Saturday 4 July 2015

TIME OUT

Political watchers of even tender years will doubtless remember when 'choice' was the top Wetsminster mantra. 'Choice' - in the NHS, for example - was what everyone evidently wanted, a choice of hospital, consultant, or GP. Then it became apparent that most people did not actually want choice. What they wanted more than anything were top-class facilities close to home. So instead of 'choice,' the mantra was changed to 'privatisation.'
Now in my book, and again relating to the NHS, 'privatisation' is as dodgy a label as 'choice' or 'PFI.' None have been howling successes, and indeed, it is not too difficult to make out a case that they have been disasters. Most privatised services, from nursing homes to medical and social services, seem to run with minimum numbers of staff earning minimal wages, with the profits going to the shareholders.

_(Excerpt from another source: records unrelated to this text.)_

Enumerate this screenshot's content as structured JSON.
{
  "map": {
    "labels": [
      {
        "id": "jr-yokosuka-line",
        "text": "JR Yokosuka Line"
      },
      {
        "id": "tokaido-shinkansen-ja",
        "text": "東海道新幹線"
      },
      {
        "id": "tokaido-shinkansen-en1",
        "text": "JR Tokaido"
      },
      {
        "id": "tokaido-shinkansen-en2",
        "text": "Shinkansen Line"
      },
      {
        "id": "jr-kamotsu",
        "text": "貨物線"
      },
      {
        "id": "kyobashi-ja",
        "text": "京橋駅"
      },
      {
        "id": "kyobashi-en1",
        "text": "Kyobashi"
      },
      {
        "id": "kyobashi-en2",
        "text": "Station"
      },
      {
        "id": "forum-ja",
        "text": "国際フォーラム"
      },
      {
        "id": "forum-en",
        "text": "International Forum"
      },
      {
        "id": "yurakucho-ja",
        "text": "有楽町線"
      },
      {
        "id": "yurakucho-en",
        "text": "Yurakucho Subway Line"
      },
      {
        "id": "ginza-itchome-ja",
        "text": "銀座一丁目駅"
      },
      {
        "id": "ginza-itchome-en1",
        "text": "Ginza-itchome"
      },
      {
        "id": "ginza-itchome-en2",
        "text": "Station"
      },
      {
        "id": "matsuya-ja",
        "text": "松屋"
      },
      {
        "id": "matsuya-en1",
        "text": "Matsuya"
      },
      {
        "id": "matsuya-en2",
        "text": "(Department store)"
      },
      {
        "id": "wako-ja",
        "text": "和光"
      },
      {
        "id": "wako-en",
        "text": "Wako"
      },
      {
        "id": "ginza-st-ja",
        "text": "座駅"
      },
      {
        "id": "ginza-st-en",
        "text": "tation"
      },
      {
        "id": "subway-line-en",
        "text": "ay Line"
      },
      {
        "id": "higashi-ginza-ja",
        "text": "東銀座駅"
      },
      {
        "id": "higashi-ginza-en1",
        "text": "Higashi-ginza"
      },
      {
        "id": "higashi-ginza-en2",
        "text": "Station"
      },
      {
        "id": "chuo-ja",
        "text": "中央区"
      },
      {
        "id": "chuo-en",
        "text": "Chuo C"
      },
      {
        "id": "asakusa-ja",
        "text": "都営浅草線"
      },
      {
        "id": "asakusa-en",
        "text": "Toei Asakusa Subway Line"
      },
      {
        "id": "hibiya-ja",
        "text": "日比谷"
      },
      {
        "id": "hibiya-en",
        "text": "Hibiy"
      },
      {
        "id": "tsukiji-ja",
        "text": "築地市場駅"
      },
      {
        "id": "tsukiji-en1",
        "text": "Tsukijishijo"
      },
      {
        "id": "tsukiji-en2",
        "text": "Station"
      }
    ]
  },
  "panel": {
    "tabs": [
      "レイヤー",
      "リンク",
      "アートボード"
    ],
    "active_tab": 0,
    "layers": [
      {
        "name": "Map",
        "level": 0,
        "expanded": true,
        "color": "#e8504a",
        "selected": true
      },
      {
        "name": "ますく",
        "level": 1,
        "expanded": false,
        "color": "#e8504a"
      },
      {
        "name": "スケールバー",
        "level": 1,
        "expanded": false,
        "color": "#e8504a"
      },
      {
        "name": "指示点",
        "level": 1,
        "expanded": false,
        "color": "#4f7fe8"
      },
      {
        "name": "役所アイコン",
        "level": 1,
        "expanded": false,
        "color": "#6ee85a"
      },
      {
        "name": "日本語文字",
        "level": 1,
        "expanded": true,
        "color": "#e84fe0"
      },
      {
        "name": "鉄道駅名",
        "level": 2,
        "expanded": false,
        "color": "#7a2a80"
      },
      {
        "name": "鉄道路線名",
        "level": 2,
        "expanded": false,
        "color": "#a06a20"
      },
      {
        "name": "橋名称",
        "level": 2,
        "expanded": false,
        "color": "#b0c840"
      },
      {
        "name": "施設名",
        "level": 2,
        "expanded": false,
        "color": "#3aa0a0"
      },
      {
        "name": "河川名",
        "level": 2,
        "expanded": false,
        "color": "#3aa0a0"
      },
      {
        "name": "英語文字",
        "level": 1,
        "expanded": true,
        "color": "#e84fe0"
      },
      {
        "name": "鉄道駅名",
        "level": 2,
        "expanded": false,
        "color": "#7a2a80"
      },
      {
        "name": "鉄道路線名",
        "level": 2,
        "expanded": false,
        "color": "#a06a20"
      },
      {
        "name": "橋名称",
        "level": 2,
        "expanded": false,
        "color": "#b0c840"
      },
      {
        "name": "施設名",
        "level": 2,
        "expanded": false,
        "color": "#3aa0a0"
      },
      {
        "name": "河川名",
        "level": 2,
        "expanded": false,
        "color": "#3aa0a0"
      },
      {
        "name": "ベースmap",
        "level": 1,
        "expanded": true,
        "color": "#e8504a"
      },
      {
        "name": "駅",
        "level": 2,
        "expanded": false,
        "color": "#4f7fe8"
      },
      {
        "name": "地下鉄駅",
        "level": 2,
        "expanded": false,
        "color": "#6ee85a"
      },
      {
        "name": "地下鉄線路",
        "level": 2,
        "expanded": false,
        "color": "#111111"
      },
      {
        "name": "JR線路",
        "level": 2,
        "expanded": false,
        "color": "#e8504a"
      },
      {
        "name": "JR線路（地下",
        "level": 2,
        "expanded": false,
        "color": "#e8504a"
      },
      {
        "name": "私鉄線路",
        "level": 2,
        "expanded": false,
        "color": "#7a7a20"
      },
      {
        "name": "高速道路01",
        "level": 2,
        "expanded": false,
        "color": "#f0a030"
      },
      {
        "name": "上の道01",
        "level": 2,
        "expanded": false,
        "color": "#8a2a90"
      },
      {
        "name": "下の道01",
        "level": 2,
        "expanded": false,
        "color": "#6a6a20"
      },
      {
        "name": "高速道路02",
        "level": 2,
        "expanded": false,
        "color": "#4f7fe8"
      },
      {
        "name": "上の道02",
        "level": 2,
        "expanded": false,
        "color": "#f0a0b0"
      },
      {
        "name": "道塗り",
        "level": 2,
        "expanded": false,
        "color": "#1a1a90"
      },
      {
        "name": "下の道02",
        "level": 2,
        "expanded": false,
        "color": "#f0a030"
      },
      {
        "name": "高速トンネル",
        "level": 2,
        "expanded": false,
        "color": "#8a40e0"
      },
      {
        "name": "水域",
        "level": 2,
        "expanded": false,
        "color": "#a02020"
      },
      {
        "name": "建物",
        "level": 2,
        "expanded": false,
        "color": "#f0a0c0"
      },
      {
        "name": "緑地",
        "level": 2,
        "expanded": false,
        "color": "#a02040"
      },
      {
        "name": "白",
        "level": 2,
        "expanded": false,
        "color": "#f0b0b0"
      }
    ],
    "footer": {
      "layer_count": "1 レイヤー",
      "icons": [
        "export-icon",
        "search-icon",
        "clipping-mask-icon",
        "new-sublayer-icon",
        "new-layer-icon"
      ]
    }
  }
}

So it was no surprise to hear during the last General Election that the top mantra had changed once more, this time to 'hard-working families.' Something designed, no doubt, to take the microscope of bad publicity away from choice and PFI and privatisation.
Meanwhile, the poor old NHS stumbles on, doing its best despite the interference of politicians, coping with increasing demands for its services, and monetary limitations and squeezes. Mind you, various solutions have been promised, including injections of extra cash and other knee-jerk suggestions. But none of this, it seems to me, actually fits the bill.
It has been general knowledge for several decades that the average ages of the population at large were increasing and that there would be a tidal wave of elderly people seeking care and treatments at some point in the future. Say, around 2015? And yet when Norwich's new University hospital was in the planning stage the original idea was still to close two old hospitals and build a new one containing even fewer beds than the previous pair put together.
So what was actually put in motion, decades ago, to plan for this deluge? Not a lot as far as I can see. And yet this is what the NHS needs most of all : not knee-jerk responses, but long-term planning. And this is also where the difficulties really start.
A new Government is elected for a five-year spell. It will often spend the first few months sorting itself out, and the final 12 months preparing for the next election, leaving a space of about three years in the middle in which to fomulate plans and put them into operation. And if the Opposition, with an entirely different approach, actually win the next Election, then all those three-year plans will have been wasted, anyway.
Surely something as large and complicated and vital as the NHS needs at least a 15-year plan, subject to checks and balances as time passes and in light of new discoveries and techniques. You could only do this, however, by taking the NHS out of the political arena and working with some sort of political consensus.
So lets have consensus on the NHS. Take it out of the bear-pit of Westminster politics and put it into the hands of people given a mandate to formulate and initiate long-term strategies. And if the system worked, how about taking education out of the political arena, too?
Come to think of it, if further powers are to be devolved to major cities, and if the NHS and education were being run from elsewhere sensibly and successfully, would there actually be anything for Westminster to do?